En ese momento estuvo segura que era el final.

Él la miro mientras su cuerpo se retorcía ligeramente, sabía que era un agonía, lenta y dolorosa. Camino por la habitación, las paredes tenían un descolorido tono morado, y había pilas de ropa amontonada en una esquina, todo era tan insulso y común que se asqueo que alguien tan importante saliera una habitación así.

Escucho le latido desenfrenado de la chica a sus pies, sabía que en cuanto terminara no habría forma de controlarla.

Se agacho y la levanto en sus brazos, era tan liviana como una almohada. Ella se quejó, apenas pudo emitir un susurro ahogado.
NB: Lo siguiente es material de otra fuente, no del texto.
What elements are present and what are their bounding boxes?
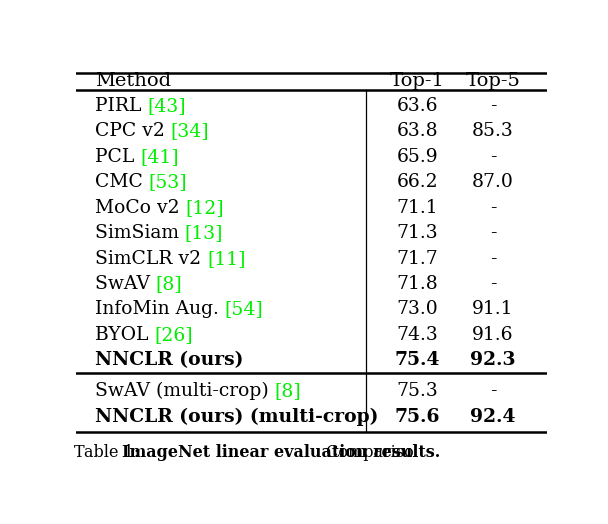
Text: Method: Method — [95, 72, 171, 90]
Text: -: - — [490, 275, 496, 293]
Text: [8]: [8] — [275, 382, 302, 400]
Text: PIRL: PIRL — [95, 97, 147, 115]
Text: 92.3: 92.3 — [470, 351, 516, 369]
Text: 91.6: 91.6 — [472, 326, 514, 344]
Text: [12]: [12] — [185, 199, 224, 217]
Text: -: - — [490, 249, 496, 268]
Text: [53]: [53] — [149, 173, 187, 191]
Text: 75.4: 75.4 — [395, 351, 440, 369]
Text: 71.3: 71.3 — [397, 224, 438, 242]
Text: 75.3: 75.3 — [397, 382, 438, 400]
Text: BYOL: BYOL — [95, 326, 154, 344]
Text: Compariso: Compariso — [321, 443, 414, 461]
Text: 92.4: 92.4 — [470, 408, 516, 425]
Text: 91.1: 91.1 — [472, 300, 514, 319]
Text: SimCLR v2: SimCLR v2 — [95, 249, 207, 268]
Text: NNCLR (ours): NNCLR (ours) — [95, 351, 243, 369]
Text: 65.9: 65.9 — [397, 148, 438, 166]
Text: [54]: [54] — [225, 300, 263, 319]
Text: InfoMin Aug.: InfoMin Aug. — [95, 300, 225, 319]
Text: SwAV (multi-crop): SwAV (multi-crop) — [95, 382, 275, 400]
Text: 71.8: 71.8 — [397, 275, 438, 293]
Text: able 1:: able 1: — [85, 443, 145, 461]
Text: 74.3: 74.3 — [397, 326, 438, 344]
Text: 75.6: 75.6 — [395, 408, 440, 425]
Text: [43]: [43] — [147, 97, 186, 115]
Text: -: - — [490, 224, 496, 242]
Text: [26]: [26] — [154, 326, 193, 344]
Text: CMC: CMC — [95, 173, 149, 191]
Text: PCL: PCL — [95, 148, 140, 166]
Text: 63.6: 63.6 — [397, 97, 438, 115]
Text: Top-1: Top-1 — [390, 72, 445, 90]
Text: 85.3: 85.3 — [472, 123, 514, 140]
Text: SwAV: SwAV — [95, 275, 156, 293]
Text: -: - — [490, 382, 496, 400]
Text: -: - — [490, 148, 496, 166]
Text: [34]: [34] — [171, 123, 209, 140]
Text: [8]: [8] — [156, 275, 182, 293]
Text: SimSiam: SimSiam — [95, 224, 185, 242]
Text: 71.1: 71.1 — [397, 199, 438, 217]
Text: -: - — [490, 199, 496, 217]
Text: [41]: [41] — [140, 148, 179, 166]
Text: 73.0: 73.0 — [397, 300, 438, 319]
Text: [13]: [13] — [185, 224, 223, 242]
Text: 71.7: 71.7 — [397, 249, 438, 268]
Text: -: - — [490, 97, 496, 115]
Text: Top-5: Top-5 — [466, 72, 520, 90]
Text: 63.8: 63.8 — [397, 123, 438, 140]
Text: NNCLR (ours) (multi-crop): NNCLR (ours) (multi-crop) — [95, 408, 378, 426]
Text: ImageNet linear evaluation results.: ImageNet linear evaluation results. — [122, 443, 440, 461]
Text: CPC v2: CPC v2 — [95, 123, 171, 140]
Text: T: T — [74, 443, 85, 461]
Text: 87.0: 87.0 — [472, 173, 514, 191]
Text: MoCo v2: MoCo v2 — [95, 199, 185, 217]
Text: [11]: [11] — [207, 249, 246, 268]
Text: 66.2: 66.2 — [397, 173, 438, 191]
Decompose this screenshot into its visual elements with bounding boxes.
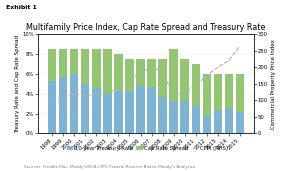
CPPI (RHS) <box>161 71 164 73</box>
Bar <box>158 59 167 97</box>
Bar <box>114 54 123 91</box>
CPPI (RHS) <box>62 96 65 98</box>
CPPI (RHS) <box>117 87 120 89</box>
CPPI (RHS) <box>83 94 87 96</box>
Bar <box>236 74 244 112</box>
Bar <box>103 49 112 94</box>
Bar <box>48 81 56 133</box>
CPPI (RHS) <box>73 93 76 95</box>
Bar <box>48 49 56 81</box>
Bar <box>70 74 78 133</box>
Bar <box>224 74 233 108</box>
Bar <box>70 49 78 74</box>
Bar <box>169 49 178 101</box>
Legend: 10-year Treasury Rate, Cap Rate Spread, CPPI (RHS): 10-year Treasury Rate, Cap Rate Spread, … <box>65 144 230 153</box>
Bar <box>148 59 156 87</box>
Bar <box>103 94 112 133</box>
CPPI (RHS) <box>227 60 230 62</box>
Bar <box>136 86 145 133</box>
Bar <box>81 49 89 84</box>
Bar <box>214 74 222 110</box>
Bar <box>181 59 189 101</box>
CPPI (RHS) <box>238 45 242 47</box>
Bar <box>92 49 101 88</box>
CPPI (RHS) <box>205 75 209 77</box>
CPPI (RHS) <box>183 91 186 93</box>
CPPI (RHS) <box>95 93 98 95</box>
Bar <box>169 101 178 133</box>
Bar <box>203 116 211 133</box>
Line: CPPI (RHS): CPPI (RHS) <box>52 46 240 100</box>
Title: Multifamily Price Index, Cap Rate Spread and Treasury Rate: Multifamily Price Index, Cap Rate Spread… <box>26 23 266 32</box>
CPPI (RHS) <box>128 79 131 81</box>
Bar <box>114 91 123 133</box>
CPPI (RHS) <box>150 66 153 68</box>
Bar <box>203 74 211 116</box>
Bar <box>191 106 200 133</box>
Y-axis label: Treasury Rate and Cap Rate Spread: Treasury Rate and Cap Rate Spread <box>15 35 20 133</box>
Bar <box>92 88 101 133</box>
Bar <box>148 87 156 133</box>
CPPI (RHS) <box>172 94 175 96</box>
Bar <box>191 64 200 106</box>
Bar <box>136 59 145 86</box>
Bar <box>158 97 167 133</box>
CPPI (RHS) <box>139 71 142 73</box>
CPPI (RHS) <box>194 84 197 87</box>
CPPI (RHS) <box>106 92 109 94</box>
Bar <box>125 91 134 133</box>
Bar <box>236 112 244 133</box>
Bar <box>125 59 134 91</box>
Y-axis label: Commercial Property Price Index: Commercial Property Price Index <box>271 39 276 129</box>
CPPI (RHS) <box>50 99 54 101</box>
Text: Sources: Freddie Mac, Moody's/RCA CPPI, Federal Reserve Board, Moody's Analytics: Sources: Freddie Mac, Moody's/RCA CPPI, … <box>24 165 196 169</box>
Bar <box>224 108 233 133</box>
CPPI (RHS) <box>216 66 219 68</box>
Bar <box>214 110 222 133</box>
Bar <box>59 77 68 133</box>
Bar <box>59 49 68 77</box>
Bar <box>181 101 189 133</box>
Bar <box>81 84 89 133</box>
Text: Exhibit 1: Exhibit 1 <box>6 5 37 10</box>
Salió del cuarto con ella en brazos, las luces de la casa estaban apagadas, pero él miraba con la caridad del día. No miro a nadie en particular, nadie allí era tan importante como la persona en sus brazos.

—Traigan a la humana. Nos vamos —ordeno. Su voz era una seda, aterciopelada y suave. Todos en la habitación se movieron tan rápido que eran borrosas sombras.

La madre de Celeste fue sacada de su habitación, tenía moretones oscuros en sus brazos. Miraba a las personas a su alrededor con horror, demasiado hermosos y demasiado brutales.

Miro a su hija con pánico colgando en los brazos de un niño. Sus rasgos apenas lograba rasguñar los 15 años, pero su belleza era tan brutal como una daga de oro. La madre de Celeste pensó en historias de ángeles vengadores, forrados de oro pero antes de que pudiera ver algo más todo se volvió oscuro.